Typically, a chiropractor manipulates the spine and joints with controlled force to improve mobility and alignment. The theory is that, through injury or repetitive stress, joints can become immobile, pinching nerves and causing pain in other ways.

A chiropractic adjustment restores mobility to the joints and loosens tight muscles, allowing the tissues in the are to heal, and resolving the problem that’s causing the pain. Chiropractic is thought to be quite useful for treating pain and improving mobility.

5. Acupuncture

The first thing most people think about when it comes to acupuncture is getting poked with needles. This form of alternative medicine has been around for thousands of years, and while it does often involve needles, the treatments are thought to be much more relaxing than they are painful.

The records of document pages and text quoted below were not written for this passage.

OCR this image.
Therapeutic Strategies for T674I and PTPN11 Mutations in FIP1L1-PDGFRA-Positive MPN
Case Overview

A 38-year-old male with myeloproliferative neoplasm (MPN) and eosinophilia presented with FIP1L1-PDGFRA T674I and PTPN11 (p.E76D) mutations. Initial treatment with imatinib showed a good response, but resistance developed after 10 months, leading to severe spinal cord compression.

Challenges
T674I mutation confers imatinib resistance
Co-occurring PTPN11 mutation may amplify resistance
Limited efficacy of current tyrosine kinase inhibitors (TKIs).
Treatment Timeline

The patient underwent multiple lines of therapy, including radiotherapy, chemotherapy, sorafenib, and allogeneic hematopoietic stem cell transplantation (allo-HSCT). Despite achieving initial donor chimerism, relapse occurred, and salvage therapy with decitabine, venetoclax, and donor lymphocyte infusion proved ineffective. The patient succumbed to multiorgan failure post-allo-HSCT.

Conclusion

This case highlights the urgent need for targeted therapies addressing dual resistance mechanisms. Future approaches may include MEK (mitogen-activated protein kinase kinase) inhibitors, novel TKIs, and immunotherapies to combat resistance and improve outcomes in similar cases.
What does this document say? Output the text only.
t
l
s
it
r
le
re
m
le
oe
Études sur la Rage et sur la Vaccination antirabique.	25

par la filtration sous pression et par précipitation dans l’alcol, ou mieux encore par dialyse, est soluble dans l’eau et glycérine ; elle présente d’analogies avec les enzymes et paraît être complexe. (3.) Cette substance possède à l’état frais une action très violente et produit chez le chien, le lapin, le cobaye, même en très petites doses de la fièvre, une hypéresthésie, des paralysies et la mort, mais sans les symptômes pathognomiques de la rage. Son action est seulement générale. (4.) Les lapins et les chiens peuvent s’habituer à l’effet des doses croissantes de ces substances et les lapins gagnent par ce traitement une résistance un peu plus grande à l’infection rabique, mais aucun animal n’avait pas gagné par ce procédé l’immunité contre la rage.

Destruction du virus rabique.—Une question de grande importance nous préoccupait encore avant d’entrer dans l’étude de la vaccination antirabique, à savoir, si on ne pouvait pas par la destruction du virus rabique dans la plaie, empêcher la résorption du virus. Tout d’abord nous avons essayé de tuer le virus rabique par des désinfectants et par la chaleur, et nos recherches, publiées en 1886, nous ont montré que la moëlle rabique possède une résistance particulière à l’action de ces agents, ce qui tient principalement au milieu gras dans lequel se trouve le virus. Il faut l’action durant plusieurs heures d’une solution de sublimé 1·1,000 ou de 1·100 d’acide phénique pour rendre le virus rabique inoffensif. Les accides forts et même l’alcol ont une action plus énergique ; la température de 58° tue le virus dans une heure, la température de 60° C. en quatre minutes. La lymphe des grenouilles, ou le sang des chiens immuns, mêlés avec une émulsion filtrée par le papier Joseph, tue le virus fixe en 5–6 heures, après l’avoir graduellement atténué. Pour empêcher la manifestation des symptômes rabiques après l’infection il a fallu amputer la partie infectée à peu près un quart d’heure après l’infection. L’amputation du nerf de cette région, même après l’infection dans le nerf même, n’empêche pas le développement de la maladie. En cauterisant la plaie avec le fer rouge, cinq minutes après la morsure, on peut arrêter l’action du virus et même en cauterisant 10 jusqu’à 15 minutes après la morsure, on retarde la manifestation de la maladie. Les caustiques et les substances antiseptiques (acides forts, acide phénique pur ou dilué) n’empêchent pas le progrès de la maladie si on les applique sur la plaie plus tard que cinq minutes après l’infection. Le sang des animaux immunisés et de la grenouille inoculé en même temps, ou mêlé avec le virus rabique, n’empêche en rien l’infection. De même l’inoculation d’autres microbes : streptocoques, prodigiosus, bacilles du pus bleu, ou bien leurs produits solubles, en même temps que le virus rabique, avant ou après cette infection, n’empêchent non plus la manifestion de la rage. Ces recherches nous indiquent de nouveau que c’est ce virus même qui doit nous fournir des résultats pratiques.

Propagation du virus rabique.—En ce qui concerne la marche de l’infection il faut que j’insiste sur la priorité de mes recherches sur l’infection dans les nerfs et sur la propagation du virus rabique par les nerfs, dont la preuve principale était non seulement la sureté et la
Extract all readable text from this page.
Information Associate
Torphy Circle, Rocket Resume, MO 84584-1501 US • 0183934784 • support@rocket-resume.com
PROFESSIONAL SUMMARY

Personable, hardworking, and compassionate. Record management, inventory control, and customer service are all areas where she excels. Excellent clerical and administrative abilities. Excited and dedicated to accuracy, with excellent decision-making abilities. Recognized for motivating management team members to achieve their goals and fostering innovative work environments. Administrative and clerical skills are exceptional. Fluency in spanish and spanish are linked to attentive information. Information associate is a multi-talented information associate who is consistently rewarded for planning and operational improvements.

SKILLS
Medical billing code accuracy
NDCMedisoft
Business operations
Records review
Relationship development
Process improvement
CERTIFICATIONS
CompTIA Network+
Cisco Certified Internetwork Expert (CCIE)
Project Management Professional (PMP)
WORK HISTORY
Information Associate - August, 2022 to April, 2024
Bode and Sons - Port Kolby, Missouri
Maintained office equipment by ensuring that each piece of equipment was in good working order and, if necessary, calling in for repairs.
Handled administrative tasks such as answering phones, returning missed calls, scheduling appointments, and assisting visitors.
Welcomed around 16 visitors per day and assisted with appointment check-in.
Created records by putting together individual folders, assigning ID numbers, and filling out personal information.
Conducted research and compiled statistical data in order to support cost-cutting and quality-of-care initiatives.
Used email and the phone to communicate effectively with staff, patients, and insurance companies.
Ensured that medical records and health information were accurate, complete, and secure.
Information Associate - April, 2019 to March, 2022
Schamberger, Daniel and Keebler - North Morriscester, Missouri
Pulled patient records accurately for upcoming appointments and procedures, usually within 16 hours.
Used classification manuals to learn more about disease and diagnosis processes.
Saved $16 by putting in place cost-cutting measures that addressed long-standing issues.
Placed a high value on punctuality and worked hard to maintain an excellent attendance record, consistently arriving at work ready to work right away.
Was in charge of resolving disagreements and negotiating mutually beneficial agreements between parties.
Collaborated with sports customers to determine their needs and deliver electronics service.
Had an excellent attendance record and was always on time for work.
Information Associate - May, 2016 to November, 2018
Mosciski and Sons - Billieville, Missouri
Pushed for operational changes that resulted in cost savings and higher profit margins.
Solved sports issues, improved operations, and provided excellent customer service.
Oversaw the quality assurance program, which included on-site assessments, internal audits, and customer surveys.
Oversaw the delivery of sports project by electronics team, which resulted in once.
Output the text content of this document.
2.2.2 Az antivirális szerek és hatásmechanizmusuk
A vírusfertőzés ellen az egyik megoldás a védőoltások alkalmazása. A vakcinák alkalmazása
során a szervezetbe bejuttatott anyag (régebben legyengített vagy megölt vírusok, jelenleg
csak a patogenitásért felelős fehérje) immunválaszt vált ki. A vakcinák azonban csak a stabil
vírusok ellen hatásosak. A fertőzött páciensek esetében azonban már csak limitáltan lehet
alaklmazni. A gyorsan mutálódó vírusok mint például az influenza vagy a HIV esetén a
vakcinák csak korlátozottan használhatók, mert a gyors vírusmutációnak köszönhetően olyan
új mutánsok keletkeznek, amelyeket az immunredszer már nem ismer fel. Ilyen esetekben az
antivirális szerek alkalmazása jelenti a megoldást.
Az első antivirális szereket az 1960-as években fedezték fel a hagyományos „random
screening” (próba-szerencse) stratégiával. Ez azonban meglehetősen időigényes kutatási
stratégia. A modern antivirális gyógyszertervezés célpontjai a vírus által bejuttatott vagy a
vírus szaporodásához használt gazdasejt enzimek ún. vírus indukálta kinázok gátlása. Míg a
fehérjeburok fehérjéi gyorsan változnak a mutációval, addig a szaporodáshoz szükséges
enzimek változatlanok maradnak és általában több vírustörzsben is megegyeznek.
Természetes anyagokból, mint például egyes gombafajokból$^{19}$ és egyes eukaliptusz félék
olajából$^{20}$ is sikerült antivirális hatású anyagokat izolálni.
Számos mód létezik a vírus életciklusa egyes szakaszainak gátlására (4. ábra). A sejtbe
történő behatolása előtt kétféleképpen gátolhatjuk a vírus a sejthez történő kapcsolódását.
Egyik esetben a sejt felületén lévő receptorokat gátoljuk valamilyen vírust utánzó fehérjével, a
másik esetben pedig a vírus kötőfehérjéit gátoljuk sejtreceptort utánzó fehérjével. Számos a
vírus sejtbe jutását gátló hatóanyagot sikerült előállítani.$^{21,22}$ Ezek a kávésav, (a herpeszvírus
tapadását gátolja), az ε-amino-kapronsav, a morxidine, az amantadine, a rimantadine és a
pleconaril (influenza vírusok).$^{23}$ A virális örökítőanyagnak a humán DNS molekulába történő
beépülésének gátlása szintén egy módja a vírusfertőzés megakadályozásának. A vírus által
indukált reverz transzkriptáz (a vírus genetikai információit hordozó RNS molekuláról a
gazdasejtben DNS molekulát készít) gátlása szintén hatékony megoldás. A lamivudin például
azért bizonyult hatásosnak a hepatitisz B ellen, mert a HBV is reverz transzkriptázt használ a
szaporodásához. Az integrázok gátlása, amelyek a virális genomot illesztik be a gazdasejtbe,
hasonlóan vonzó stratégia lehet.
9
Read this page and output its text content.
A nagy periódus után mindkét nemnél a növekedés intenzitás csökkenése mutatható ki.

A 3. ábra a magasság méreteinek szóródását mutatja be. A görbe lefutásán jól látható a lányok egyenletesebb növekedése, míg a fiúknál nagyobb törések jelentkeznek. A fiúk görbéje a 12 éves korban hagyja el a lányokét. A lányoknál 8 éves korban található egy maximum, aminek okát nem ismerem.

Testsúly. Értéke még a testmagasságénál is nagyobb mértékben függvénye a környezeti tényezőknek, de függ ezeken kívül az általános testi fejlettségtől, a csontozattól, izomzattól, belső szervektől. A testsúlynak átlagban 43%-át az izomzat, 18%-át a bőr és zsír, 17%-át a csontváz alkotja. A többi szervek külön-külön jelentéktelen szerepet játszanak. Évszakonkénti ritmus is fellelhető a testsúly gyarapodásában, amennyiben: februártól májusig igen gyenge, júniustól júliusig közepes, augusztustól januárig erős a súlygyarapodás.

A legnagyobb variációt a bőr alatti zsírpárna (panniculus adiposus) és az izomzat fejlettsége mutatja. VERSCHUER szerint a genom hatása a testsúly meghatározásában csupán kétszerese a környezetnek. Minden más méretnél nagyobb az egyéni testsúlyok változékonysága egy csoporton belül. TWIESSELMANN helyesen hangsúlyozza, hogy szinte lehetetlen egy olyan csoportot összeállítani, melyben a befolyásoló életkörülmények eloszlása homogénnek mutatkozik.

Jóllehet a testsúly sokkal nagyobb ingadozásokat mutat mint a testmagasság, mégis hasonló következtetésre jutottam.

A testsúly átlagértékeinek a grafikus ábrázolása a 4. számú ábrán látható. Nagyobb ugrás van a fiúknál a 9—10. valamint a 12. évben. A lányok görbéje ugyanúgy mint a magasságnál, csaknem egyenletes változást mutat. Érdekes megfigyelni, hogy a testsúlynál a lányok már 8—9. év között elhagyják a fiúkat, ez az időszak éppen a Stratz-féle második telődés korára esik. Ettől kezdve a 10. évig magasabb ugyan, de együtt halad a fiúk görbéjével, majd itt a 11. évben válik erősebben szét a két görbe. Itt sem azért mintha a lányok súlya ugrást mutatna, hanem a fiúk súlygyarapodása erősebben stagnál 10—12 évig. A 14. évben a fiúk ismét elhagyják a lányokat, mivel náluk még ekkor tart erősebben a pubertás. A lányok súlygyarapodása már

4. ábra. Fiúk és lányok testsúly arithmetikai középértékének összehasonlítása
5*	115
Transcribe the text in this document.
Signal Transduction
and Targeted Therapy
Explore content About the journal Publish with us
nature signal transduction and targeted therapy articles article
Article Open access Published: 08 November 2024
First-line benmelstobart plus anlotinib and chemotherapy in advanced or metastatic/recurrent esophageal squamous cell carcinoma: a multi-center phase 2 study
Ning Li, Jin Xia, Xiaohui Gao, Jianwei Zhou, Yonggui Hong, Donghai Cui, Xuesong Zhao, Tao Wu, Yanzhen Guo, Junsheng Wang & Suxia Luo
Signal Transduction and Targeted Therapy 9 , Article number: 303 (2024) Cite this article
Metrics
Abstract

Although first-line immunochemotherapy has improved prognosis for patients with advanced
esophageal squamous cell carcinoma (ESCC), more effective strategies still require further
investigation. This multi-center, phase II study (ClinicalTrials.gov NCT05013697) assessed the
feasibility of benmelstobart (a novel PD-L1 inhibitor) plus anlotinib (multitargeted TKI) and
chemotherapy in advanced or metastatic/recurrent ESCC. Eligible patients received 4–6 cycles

Experts from the Yinova Center, who offer acupuncture treatment in Brooklyn, tell us that acupuncture can have “significant mental and physical benefits for the patient.” It can be used to relieve anxiety and depression, reduce chronic pain in the back, neck, and joints, reduce and relieve migraines, improve digestion, balance hormones,” and so much more.

There have been numerous studies to show the effectiveness of acupuncture, and it’s certainly a great place to start if you’re interested in making the switch to alternative medicine.

Making the Switch to Alternative Medicine sheeba magazine aromatherapy ecowalk

6. Aromatherapy

This alternative medicine practice involves using essential oils from plants to encourage healing and relieve stress. Aromatherapy oils can be used during massage therapy, inhaled, or sometimes even consumed by mouth, depending on the purpose.

Each oil is thought to have its own specific benefits. Some can treat infections, pain, inflammation, or illness, while others are suitable for relieving stress, anxiety, and depression. There is some evidence to show the effectiveness of aromatherapy, but more research is needed to better understand its possible benefits and uses.

7. Ayurvedic Medicine

Ayurvedic medicine has been used in India for thousands of years. This alternative practice encompasses a variety of techniques which include herbal medicine, changes in the diet, and massage. The intent is to balance the individual on a holistic level- spiritually, mentally, and physically.

There are very few scientific studies available on the effectiveness of Ayurveda, so it’s tough to say just how effective it might be. However, the fact that it’s been popular for such a long time suggests that it might be worth trying.

Of course, this is by no means an all-inclusive list of alternative medicine practices, but it does include many of the more accessible and widely accepted treatments. Thanks to the increasing interest in alternative therapies, it’s becoming much easier to find qualified practitioners. If you are thinking about making the switch to alternative medicine, the practices on this list are a great place to start your journey.